Implement suggestions

docs/literate/src/files/subcell_shock_capturing.jl

@@ -18,6 +18,8 @@
 # guarantees the target bounds for an explicit (forward) Euler time step. To still achieve a
 # high-order approximation, the implementation uses strong-stability preserving (SSP) Runge-Kutta
 # methods, which can be written as convex combinations of forward Euler steps.
+# As such, they preserve the convexity of convex functions and functionals, such as the TVD
+# semi-norm and the maximum principle in 1D, for instance.
 #-
 # Since IDP/FCT limiting procedure operates on independent forward Euler steps, its
 # a-posteriori correction stage is implemented as a stage callback that is triggered after each
@@ -43,8 +45,8 @@
 # ### [Global bounds](@id global_bounds)
 # If enabled, the global bounds enforce physical admissibility conditions, such as non-negativity
 # of variables. This can be done for conservative variables, where the limiter is of a one-sided
-# Zalesak-type, and general non-linear variables, where a Newton-bisection algorithm is used to
-# enforce the bounds.
+# Zalesak-type ([Zalesak, 1979](https://doi.org/10.1016/0021-9991(79)90051-2)), and general
+# non-linear variables, where a Newton-bisection algorithm is used to enforce the bounds.
 
 # The Newton-bisection algorithm is an iterative method and requires some parameters.
 # It uses a fixed maximum number of iteration steps (`max_iterations_newton = 10`) and
@@ -93,23 +95,24 @@ positivity_variables_cons = ["rho" * string(i) for i in eachcomponent(equations)
 positivity_variables_nonlinear = [pressure]
 
 # ### Local bounds
-# Second, Trixi.jl supports the limiting with local bounds for conservative variables. They
-# allow to avoid spurious oscillations within the global bounds and to improve the
-# shock-capturing capabilities of the method. The corresponding numerical admissibility
-# conditions are frequently formulated as local maximum or minimum principles.
-# The local bounds are computed using the maximum and minimum values of all local neighboring
-# nodes. Within this calculation we use the low-order FV solution values for each node.

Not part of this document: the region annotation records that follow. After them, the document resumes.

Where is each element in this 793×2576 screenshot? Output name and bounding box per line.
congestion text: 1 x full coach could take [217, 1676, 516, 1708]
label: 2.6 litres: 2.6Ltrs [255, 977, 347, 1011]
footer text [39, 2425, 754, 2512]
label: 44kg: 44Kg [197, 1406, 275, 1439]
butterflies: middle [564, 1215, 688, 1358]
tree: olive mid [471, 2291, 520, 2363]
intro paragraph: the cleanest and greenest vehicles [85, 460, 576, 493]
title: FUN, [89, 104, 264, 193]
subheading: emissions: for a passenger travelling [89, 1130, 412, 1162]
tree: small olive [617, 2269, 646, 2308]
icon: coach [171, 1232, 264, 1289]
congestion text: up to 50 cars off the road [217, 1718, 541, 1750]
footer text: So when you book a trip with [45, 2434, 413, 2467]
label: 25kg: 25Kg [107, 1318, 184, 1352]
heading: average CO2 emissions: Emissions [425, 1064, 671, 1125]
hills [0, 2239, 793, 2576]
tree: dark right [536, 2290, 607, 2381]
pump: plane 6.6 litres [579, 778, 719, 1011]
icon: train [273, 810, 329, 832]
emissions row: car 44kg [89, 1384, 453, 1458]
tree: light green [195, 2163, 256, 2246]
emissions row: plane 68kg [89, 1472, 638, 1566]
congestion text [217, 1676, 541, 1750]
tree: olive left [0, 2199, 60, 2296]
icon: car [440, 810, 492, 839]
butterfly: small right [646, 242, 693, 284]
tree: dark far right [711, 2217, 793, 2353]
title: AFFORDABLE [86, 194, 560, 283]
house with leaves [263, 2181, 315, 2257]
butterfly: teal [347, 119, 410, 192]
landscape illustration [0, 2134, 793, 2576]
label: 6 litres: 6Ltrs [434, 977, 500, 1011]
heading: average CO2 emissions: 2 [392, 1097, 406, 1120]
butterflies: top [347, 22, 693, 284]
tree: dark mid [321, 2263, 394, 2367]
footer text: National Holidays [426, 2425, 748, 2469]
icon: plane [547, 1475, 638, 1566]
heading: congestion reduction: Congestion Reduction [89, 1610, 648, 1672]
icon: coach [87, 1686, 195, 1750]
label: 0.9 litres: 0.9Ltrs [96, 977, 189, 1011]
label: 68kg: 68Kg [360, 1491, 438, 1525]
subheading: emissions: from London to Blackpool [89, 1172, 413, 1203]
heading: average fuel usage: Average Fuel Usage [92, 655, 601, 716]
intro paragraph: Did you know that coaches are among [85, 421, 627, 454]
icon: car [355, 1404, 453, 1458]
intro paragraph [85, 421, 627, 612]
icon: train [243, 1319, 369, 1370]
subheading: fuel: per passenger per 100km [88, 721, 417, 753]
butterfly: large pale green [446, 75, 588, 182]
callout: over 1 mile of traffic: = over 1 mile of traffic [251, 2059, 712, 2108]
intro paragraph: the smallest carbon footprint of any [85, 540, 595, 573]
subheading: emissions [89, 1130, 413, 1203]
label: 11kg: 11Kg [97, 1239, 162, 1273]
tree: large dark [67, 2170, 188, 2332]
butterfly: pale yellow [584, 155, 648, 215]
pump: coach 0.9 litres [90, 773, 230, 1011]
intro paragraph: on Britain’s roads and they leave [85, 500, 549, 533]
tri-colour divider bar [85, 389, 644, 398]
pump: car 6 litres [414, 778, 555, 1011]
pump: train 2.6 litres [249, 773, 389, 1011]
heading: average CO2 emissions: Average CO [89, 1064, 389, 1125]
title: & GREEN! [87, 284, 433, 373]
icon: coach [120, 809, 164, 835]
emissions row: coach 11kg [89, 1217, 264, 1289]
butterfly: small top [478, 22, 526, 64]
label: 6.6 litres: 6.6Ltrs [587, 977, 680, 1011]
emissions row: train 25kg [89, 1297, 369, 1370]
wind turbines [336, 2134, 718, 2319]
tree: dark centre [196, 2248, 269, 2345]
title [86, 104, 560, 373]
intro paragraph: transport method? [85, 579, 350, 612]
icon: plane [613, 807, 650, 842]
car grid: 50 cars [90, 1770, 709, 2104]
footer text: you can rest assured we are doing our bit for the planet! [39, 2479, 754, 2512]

+# Second, Trixi.jl supports the limiting with local bounds for conservative variables using a
+# two-sided Zalesak-type limiter ([Zalesak, 1979](https://doi.org/10.1016/0021-9991(79)90051-2)).
+# They allow to avoid spurious oscillations within the global bounds and to improve the
+# shock-capturing capabilities of the method. The corresponding numerical admissibility conditions
+# are frequently formulated as local maximum or minimum principles. The local bounds are computed
+# using the maximum and minimum values of all local neighboring nodes. Within this calculation we
+# use the low-order FV solution values for each node.
 
 # As for the limiting with global bounds you are passing the quantity names of the conservative
 # variables you want to limit. So, to limit the density with lower and upper local bounds pass
 # the following.
 local_minmax_variables_cons = ["rho"]
 
 # ## Exemplary simulation
-# How to set up a simulation using the IDP limiting becomes clearer when lokking at a exemplary
+# How to set up a simulation using the IDP limiting becomes clearer when looking at an exemplary
 # setup. This will be a simplified version of `tree_2d_dgsem/elixir_euler_blast_wave_sc_subcell.jl`.
 # Since the setup is mostly very similar to a pure DGSEM setup as in
-# `tree_2d_dgsem/elixir_euler_blast_wave.jl`, the equivalent parts are without any explanation
+# `tree_2d_dgsem/elixir_euler_blast_wave.jl`, the equivalent parts are used without any explanation
 # here.
 using OrdinaryDiffEq
 using Trixi
@@ -162,7 +165,6 @@ volume_integral = VolumeIntegralSubcellLimiting(limiter_idp;
 # Then, the volume integral is passed to `solver` as it is done for the standard flux-differencing
 # DG scheme or the element-wise limiting.
 solver = DGSEM(basis, surface_flux, volume_integral)
-
 #-
 coordinates_min = (-2.0, -2.0)
 coordinates_max = (2.0, 2.0)